Workflow Configuration Validation
Curriculum Curator provides a robust validation system for workflow configurations to catch errors early in the development process.
Overview
The validation system uses Pydantic models to enforce schema validation for workflow configurations. This ensures that:
- All required fields are present
- Field values have the correct types
- Step-specific fields are used correctly
- Defaults are applied properly
- Detailed error messages are provided when validation fails
Benefits
Using the validation system provides several benefits:
- Early Error Detection: Configuration errors are caught before execution begins
- Clear Error Messages: Detailed error messages identify exactly what's wrong
- Better Developer Experience: Autocomplete and type hints help when writing configurations
- Safer Production Deployments: Validated configurations are less likely to fail at runtime
- Reduced LLM Costs: Catching errors early prevents unnecessary LLM calls for invalid workflows
Validating Workflows
Using the Validation Tool
Curriculum Curator includes a validation tool to check workflow configurations:
# Validate a single workflow file
python -m curriculum_curator.tools.validate_workflow examples/workflows/minimal_module.yaml
# Validate all discovered workflows
python -m curriculum_curator.tools.validate_workflow --all
Programmatic Validation
You can also validate workflows programmatically:
from curriculum_curator.workflow.workflows import load_workflow_config
# Load and validate a workflow
workflow_config = load_workflow_config("examples/workflows/minimal_module.yaml")
if workflow_config:
print(f"Workflow '{workflow_config.name}' is valid")
else:
print("Workflow validation failed")
Configuration Schema
The workflow configuration schema is defined using Pydantic models:
Top-Level Structure
name: "workflow_name" # Required: Unique identifier for the workflow
description: "Description" # Required: Human-readable description of the workflow
defaults: # Optional: Defaults to apply to all steps unless overridden
llm_model_alias: "default_smart" # Default LLM model for prompt steps
output_format: "raw" # Default output format for prompt steps
validators: ["readability", "structure"] # Default validators for validation steps
steps: # Required: List of steps to execute
- name: "step_name" # Each step must have a name and type
type: "prompt" # Type determines what other fields are required
# ...additional fields based on step type
Step Types and Required Fields
Prompt Step
- name: "generate_content"
type: "prompt"
prompt: "path/to/prompt.txt" # Required: Path to prompt template
output_variable: "result_variable" # Required: Where to store result
llm_model_alias: "default_smart" # Optional: Override default
output_format: "raw" # Optional: Override default (raw, json, list, html)
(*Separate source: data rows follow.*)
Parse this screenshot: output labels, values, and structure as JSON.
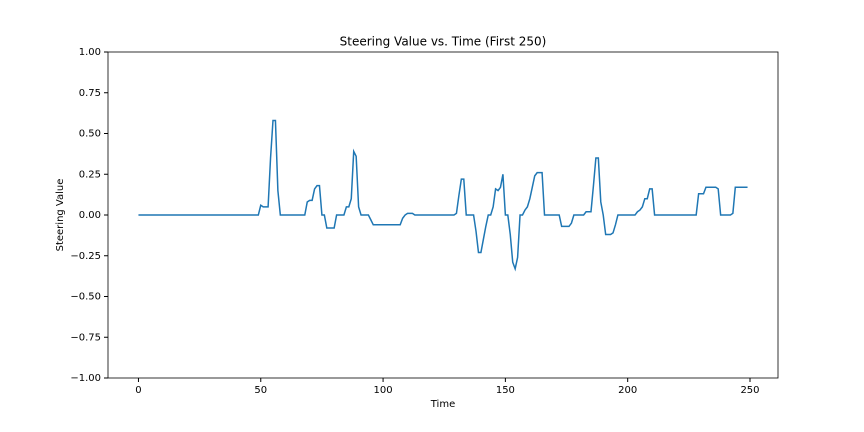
{
  "chart_data": {
    "type": "line",
    "title": "Steering Value vs. Time (First 250)",
    "xlabel": "Time",
    "ylabel": "Steering Value",
    "x": [
      0,
      1,
      2,
      3,
      4,
      5,
      6,
      7,
      8,
      9,
      10,
      11,
      12,
      13,
      14,
      15,
      16,
      17,
      18,
      19,
      20,
      21,
      22,
      23,
      24,
      25,
      26,
      27,
      28,
      29,
      30,
      31,
      32,
      33,
      34,
      35,
      36,
      37,
      38,
      39,
      40,
      41,
      42,
      43,
      44,
      45,
      46,
      47,
      48,
      49,
      50,
      51,
      52,
      53,
      54,
      55,
      56,
      57,
      58,
      59,
      60,
      61,
      62,
      63,
      64,
      65,
      66,
      67,
      68,
      69,
      70,
      71,
      72,
      73,
      74,
      75,
      76,
      77,
      78,
      79,
      80,
      81,
      82,
      83,
      84,
      85,
      86,
      87,
      88,
      89,
      90,
      91,
      92,
      93,
      94,
      95,
      96,
      97,
      98,
      99,
      100,
      101,
      102,
      103,
      104,
      105,
      106,
      107,
      108,
      109,
      110,
      111,
      112,
      113,
      114,
      115,
      116,
      117,
      118,
      119,
      120,
      121,
      122,
      123,
      124,
      125,
      126,
      127,
      128,
      129,
      130,
      131,
      132,
      133,
      134,
      135,
      136,
      137,
      138,
      139,
      140,
      141,
      142,
      143,
      144,
      145,
      146,
      147,
      148,
      149,
      150,
      151,
      152,
      153,
      154,
      155,
      156,
      157,
      158,
      159,
      160,
      161,
      162,
      163,
      164,
      165,
      166,
      167,
      168,
      169,
      170,
      171,
      172,
      173,
      174,
      175,
      176,
      177,
      178,
      179,
      180,
      181,
      182,
      183,
      184,
      185,
      186,
      187,
      188,
      189,
      190,
      191,
      192,
      193,
      194,
      195,
      196,
      197,
      198,
      199,
      200,
      201,
      202,
      203,
      204,
      205,
      206,
      207,
      208,
      209,
      210,
      211,
      212,
      213,
      214,
      215,
      216,
      217,
      218,
      219,
      220,
      221,
      222,
      223,
      224,
      225,
      226,
      227,
      228,
      229,
      230,
      231,
      232,
      233,
      234,
      235,
      236,
      237,
      238,
      239,
      240,
      241,
      242,
      243,
      244,
      245,
      246,
      247,
      248,
      249
    ],
    "series": [
      {
        "name": "Steering",
        "color": "#1f77b4",
        "values": [
          0,
          0,
          0,
          0,
          0,
          0,
          0,
          0,
          0,
          0,
          0,
          0,
          0,
          0,
          0,
          0,
          0,
          0,
          0,
          0,
          0,
          0,
          0,
          0,
          0,
          0,
          0,
          0,
          0,
          0,
          0,
          0,
          0,
          0,
          0,
          0,
          0,
          0,
          0,
          0,
          0,
          0,
          0,
          0,
          0,
          0,
          0,
          0,
          0,
          0,
          0.06,
          0.05,
          0.05,
          0.05,
          0.35,
          0.58,
          0.58,
          0.15,
          0,
          0,
          0,
          0,
          0,
          0,
          0,
          0,
          0,
          0,
          0,
          0.08,
          0.09,
          0.09,
          0.16,
          0.18,
          0.18,
          0,
          0,
          -0.08,
          -0.08,
          -0.08,
          -0.08,
          0,
          0,
          0,
          0,
          0.05,
          0.05,
          0.1,
          0.39,
          0.36,
          0.05,
          0,
          0,
          0,
          0,
          -0.03,
          -0.06,
          -0.06,
          -0.06,
          -0.06,
          -0.06,
          -0.06,
          -0.06,
          -0.06,
          -0.06,
          -0.06,
          -0.06,
          -0.06,
          -0.02,
          0,
          0.01,
          0.01,
          0.01,
          0,
          0,
          0,
          0,
          0,
          0,
          0,
          0,
          0,
          0,
          0,
          0,
          0,
          0,
          0,
          0,
          0,
          0.01,
          0.12,
          0.22,
          0.22,
          0,
          0,
          0,
          0,
          -0.1,
          -0.23,
          -0.23,
          -0.15,
          -0.07,
          0,
          0,
          0.05,
          0.16,
          0.15,
          0.17,
          0.25,
          0,
          0,
          -0.12,
          -0.29,
          -0.33,
          -0.26,
          0,
          0,
          0.03,
          0.05,
          0.1,
          0.17,
          0.24,
          0.26,
          0.26,
          0.26,
          0,
          0,
          0,
          0,
          0,
          0,
          0,
          -0.07,
          -0.07,
          -0.07,
          -0.07,
          -0.05,
          0,
          0,
          0,
          0,
          0,
          0.02,
          0.02,
          0.02,
          0.18,
          0.35,
          0.35,
          0.08,
          0,
          -0.12,
          -0.12,
          -0.12,
          -0.11,
          -0.06,
          0,
          0,
          0,
          0,
          0,
          0,
          0,
          0,
          0.02,
          0.03,
          0.05,
          0.1,
          0.1,
          0.16,
          0.16,
          0,
          0,
          0,
          0,
          0,
          0,
          0,
          0,
          0,
          0,
          0,
          0,
          0,
          0,
          0,
          0,
          0,
          0,
          0.13,
          0.13,
          0.13,
          0.17,
          0.17,
          0.17,
          0.17,
          0.17,
          0.16,
          0,
          0,
          0,
          0,
          0,
          0.01,
          0.17,
          0.17,
          0.17,
          0.17,
          0.17,
          0.17
        ]
      }
    ],
    "xlim": [
      -12.45,
      261.45
    ],
    "xticks": [
      0,
      50,
      100,
      150,
      200,
      250
    ],
    "ylim": [
      -1,
      1
    ],
    "yticks": [
      {
        "value": -1,
        "label": "−1.00"
      },
      {
        "value": -0.75,
        "label": "−0.75"
      },
      {
        "value": -0.5,
        "label": "−0.50"
      },
      {
        "value": -0.25,
        "label": "−0.25"
      },
      {
        "value": 0,
        "label": "0.00"
      },
      {
        "value": 0.25,
        "label": "0.25"
      },
      {
        "value": 0.5,
        "label": "0.50"
      },
      {
        "value": 0.75,
        "label": "0.75"
      },
      {
        "value": 1,
        "label": "1.00"
      }
    ],
    "grid": false
  }
}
transformation_rules: {} # Optional: Additional transformation rules
Validation Step
- name: "validate_content"
type: "validation"
content_variable: "content_to_validate" # Required: Content to validate
output_variable: "validation_issues" # Required: Where to store issues
validators: ["readability", "structure"] # Required: Validators to apply
validation_config: # Optional: Additional validator configuration
similarity:
threshold: 0.8
Remediation Step
- name: "fix_issues"
type: "remediation"
content_variable: "content_to_fix" # Required: Content to fix
issues_variable: "validation_issues" # Required: Issues to fix
output_variable: "fixed_content" # Required: Where to store fixed content
actions_variable: "remediation_actions" # Optional: Store remediation actions
remediation_config: {} # Optional: Additional remediator configuration
Output Step
- name: "generate_files"
type: "output"
output_mapping: # Required: Maps variables to file names
variable_name: "output_file.md"
output_dir: "output/path" # Required: Output directory
output_variable: "output_files" # Optional: Store output file paths
Common Validation Errors
Here are some common validation errors and how to fix them:
Missing Required Fields
This error means a required field is missing. Check the schema to identify which field is required for the step type.
Type Errors
This error means a field has the wrong type. Make sure your field values match the expected types in the schema.
Invalid Enum Values
This error means you're using an invalid value for a field with limited options (like output_format or step type).
Unknown Fields
This error means you're using fields that aren't defined in the schema. Check for typos or remove the unknown fields.
Extension and Customization
The validation system is designed to be extended as new step types are added to the workflow engine. When adding a new step type:
- Define a new Pydantic model for the step type in
models.py
- Add the new model to the
StepConfig
union type - Update the
parse_steps
method to handle the new step type - Update the workflow engine to create and execute the new step type
This ensures that validation remains robust as the system evolves.